Probably the most startling thing about this work is how logically illogical (or illogically logical) it is. What we have here are three separate worlds somehow coexisting and overlapping, with three separate groups of figures going about their separate businesses in their separate ways.

Although they all occupy the same space, they do so in different ways. What one group sees as a ceiling, another sees as a wall; what still another sees as a door is used as a trapdoor by the first. And, while the laws of perspective may apply, the laws of gravity do not -- or do they?

It's a thoroughly impossible situation, but one with its own mad sort of logic, the kind of logic with which we are all too familiar. Haven't we all at one time or another "lost" arguments because our opponents shifted their points of view and logic as quickly and as shrewdly as Escher shifted perspectives in his print?

I can't help feeling that our awareness of this lies behind a large part of Escher's appeal. We may enjoy his prints for their playfulness, but are also drawn to them because there is a lesson to be learned from them. And that lesson is: "Be careful, things aren't what they seem."
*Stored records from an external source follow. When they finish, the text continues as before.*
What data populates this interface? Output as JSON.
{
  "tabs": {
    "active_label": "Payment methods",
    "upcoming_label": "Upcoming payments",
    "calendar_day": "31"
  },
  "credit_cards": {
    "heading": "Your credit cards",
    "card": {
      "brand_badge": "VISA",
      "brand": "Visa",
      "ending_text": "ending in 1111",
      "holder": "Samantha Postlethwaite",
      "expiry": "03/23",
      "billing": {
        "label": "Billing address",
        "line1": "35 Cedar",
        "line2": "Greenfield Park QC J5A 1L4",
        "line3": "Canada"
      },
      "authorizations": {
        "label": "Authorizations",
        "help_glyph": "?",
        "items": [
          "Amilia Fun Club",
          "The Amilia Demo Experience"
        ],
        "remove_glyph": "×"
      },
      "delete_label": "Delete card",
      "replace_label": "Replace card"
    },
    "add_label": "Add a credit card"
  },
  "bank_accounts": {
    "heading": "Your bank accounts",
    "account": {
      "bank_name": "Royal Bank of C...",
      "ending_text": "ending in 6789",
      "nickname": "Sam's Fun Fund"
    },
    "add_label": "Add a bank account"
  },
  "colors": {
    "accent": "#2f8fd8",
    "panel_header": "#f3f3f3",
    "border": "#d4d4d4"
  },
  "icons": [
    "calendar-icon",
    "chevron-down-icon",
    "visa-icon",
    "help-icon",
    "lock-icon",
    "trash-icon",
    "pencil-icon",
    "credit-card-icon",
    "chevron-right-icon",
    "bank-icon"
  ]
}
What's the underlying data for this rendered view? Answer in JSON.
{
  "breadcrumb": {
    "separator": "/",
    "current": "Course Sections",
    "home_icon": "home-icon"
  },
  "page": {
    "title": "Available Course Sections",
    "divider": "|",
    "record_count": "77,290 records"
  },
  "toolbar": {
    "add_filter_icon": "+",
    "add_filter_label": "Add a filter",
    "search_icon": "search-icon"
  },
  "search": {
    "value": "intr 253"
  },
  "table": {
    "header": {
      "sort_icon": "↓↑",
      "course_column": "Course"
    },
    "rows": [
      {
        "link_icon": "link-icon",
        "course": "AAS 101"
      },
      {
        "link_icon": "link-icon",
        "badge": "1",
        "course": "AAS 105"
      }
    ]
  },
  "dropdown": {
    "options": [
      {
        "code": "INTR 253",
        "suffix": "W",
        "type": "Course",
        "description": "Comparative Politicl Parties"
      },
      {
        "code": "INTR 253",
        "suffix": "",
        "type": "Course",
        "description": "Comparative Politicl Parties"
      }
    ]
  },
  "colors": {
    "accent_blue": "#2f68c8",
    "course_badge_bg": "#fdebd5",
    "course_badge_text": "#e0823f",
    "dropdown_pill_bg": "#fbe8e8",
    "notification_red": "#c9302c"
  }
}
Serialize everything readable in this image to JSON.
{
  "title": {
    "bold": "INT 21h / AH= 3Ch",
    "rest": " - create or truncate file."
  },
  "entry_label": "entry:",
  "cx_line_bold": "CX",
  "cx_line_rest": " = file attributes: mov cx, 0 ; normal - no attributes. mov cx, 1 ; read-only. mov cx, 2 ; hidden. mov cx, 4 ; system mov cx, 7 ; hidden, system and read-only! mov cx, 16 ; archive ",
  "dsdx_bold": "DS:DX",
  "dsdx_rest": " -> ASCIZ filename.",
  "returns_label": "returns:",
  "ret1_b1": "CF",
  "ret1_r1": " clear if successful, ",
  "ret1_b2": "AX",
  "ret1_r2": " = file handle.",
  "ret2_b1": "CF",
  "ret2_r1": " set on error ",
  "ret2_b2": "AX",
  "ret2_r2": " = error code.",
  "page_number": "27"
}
Escher presents his case in print after print -- in an image of a waterfall that falls a considerable distance to a spot no lower than the point from which it fell; in a hand drawing another hand, which, in turn, is drawing the first hand; in a left-to-right metamorphosis of a checkerboard into lizards -- into bees -- into birds -- into fish -- into horses -- into birds -- into cubes -- and finally back again into a checkerboard. And in the puddle of water which so clearly reflects the sky and trees above it that we have a hard time distinguishing one from the other.

Escher's fascination with making an object, a place, or an event seem like something it is not, or function as it could not, has been communicated to an entire new generation of illustrators and printmakers. Even though their art lacks the concentrated ambiguity of Escher's, and focuses more on its potential for humor and irony, these younger artists have brought an element of perceptual astonishment into areas hitherto untouched by such a vision and point of view.

Although Escher's celebration of visual trickery may seem irrelevant in a century preoccupied with formal matters in art, he nevertheless struck an important note by reminding us that the rules and laws of art are neither absolute nor infallible.